NURSING IMPLICATIONS

Assessment & Drug Effects

  • Monitor constantly while patient is receiving norepinephrine. Take baseline BP and pulse before start of therapy, then q2min from initiation of drug until stabilization occurs at desired level, then every 5 min during drug administration.
  • Adjust flow rate to maintain BP at low normal (usually 80–100 mm Hg systolic) in normotensive patients. In previously hypertensive patients, systolic is generally maintained no higher than 40 mm Hg below preexisting systolic level.
  • Observe carefully and record mental status (index of cerebral circulation), skin temperature of extremities, and color (especially of earlobes, lips, nail beds) in addition to vital signs.
  • Monitor I&O. Urinary retention and kidney shutdown are possibilities, especially in hypovolemic patients. Urinary output is a sensitive indicator of the degree of renal perfusion. Report decrease in urinary output or change in I&O ratio.
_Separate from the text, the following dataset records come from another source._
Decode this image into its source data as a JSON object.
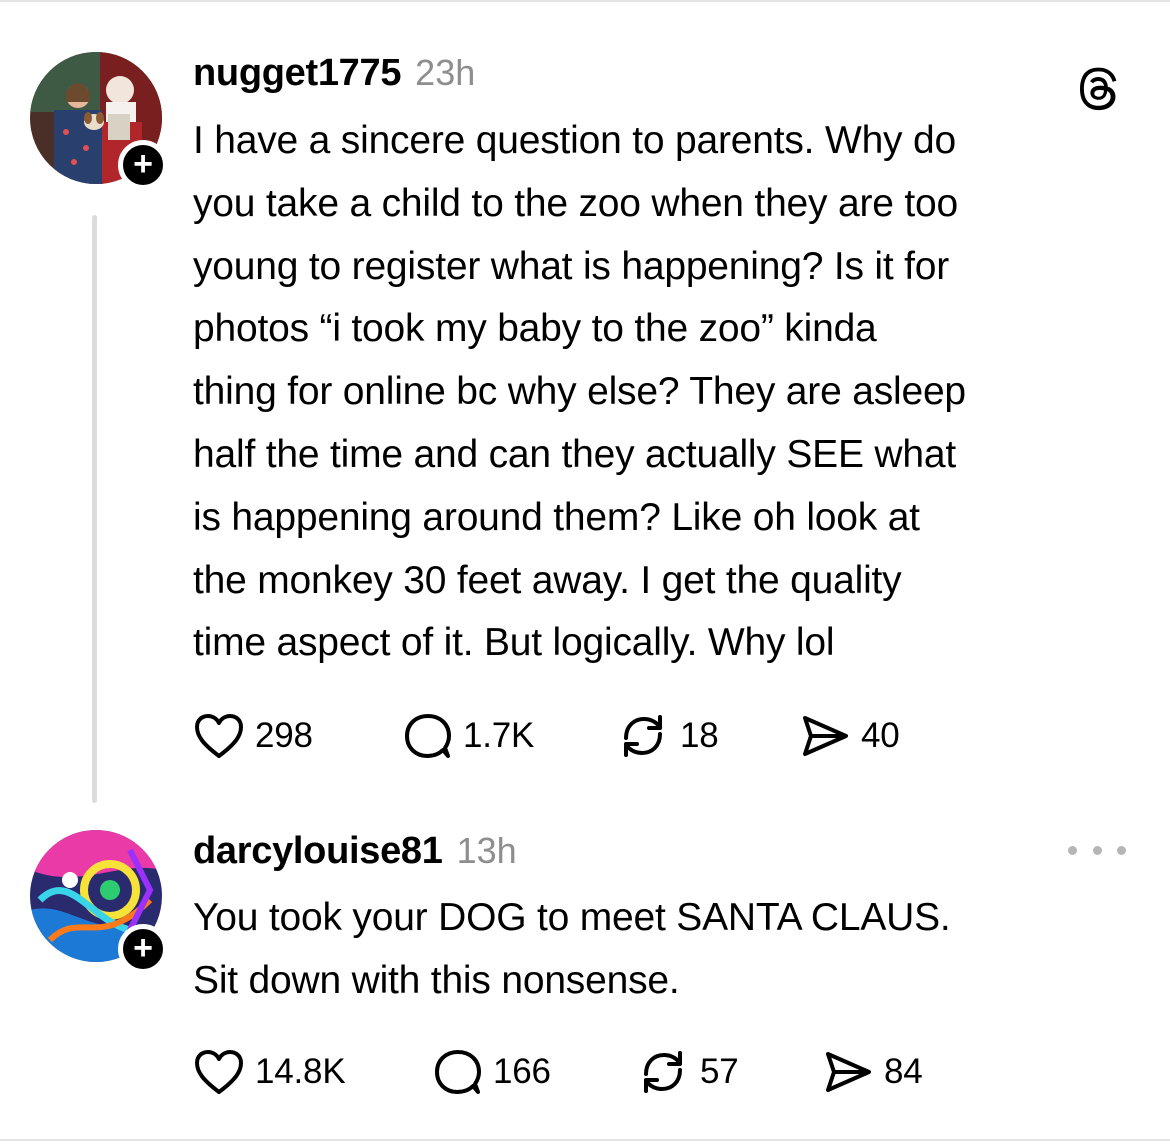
{
  "posts": [
    {
      "username": "nugget1775",
      "time": "23h",
      "text": "I have a sincere question to parents. Why do you take a child to the zoo when they are too young to register what is happening? Is it for photos “i took my baby to the zoo” kinda thing for online bc why else? They are asleep half the time and can they actually SEE what is happening around them? Like oh look at the monkey 30 feet away. I get the quality time aspect of it. But logically. Why lol",
      "lines": [
        "I have a sincere question to parents. Why do",
        "you take a child to the zoo when they are too",
        "young to register what is happening? Is it for",
        "photos “i took my baby to the zoo” kinda",
        "thing for online bc why else? They are asleep",
        "half the time and can they actually SEE what",
        "is happening around them? Like oh look at",
        "the monkey 30 feet away. I get the quality",
        "time aspect of it. But logically. Why lol"
      ],
      "likes": "298",
      "replies": "1.7K",
      "reposts": "18",
      "shares": "40"
    },
    {
      "username": "darcylouise81",
      "time": "13h",
      "lines": [
        "You took your DOG to meet SANTA CLAUS.",
        "Sit down with this nonsense."
      ],
      "likes": "14.8K",
      "replies": "166",
      "reposts": "57",
      "shares": "84"
    }
  ],
  "follow_badge": "+",
  "icons": {
    "brand": "threads-logo-icon",
    "menu": "more-options-icon",
    "like": "heart-icon",
    "reply": "comment-bubble-icon",
    "repost": "repost-arrows-icon",
    "share": "send-paper-plane-icon"
  },
  "colors": {
    "text": "#000000",
    "muted": "#8e8e8e",
    "thread_line": "#dcdcdc",
    "menu_dots": "#b5b5b5"
  }
}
  • Be alert to patient’s complaints of headache, vomiting, palpitation, arrhythmias, chest pain, photophobia, and blurred vision as possible symptoms of overdosage. Reflex bradycardia may occur as a result of rise in BP.
  • Continue to monitor vital signs and observe patient closely after cessation of therapy for clinical sign of circulatory inadequacy.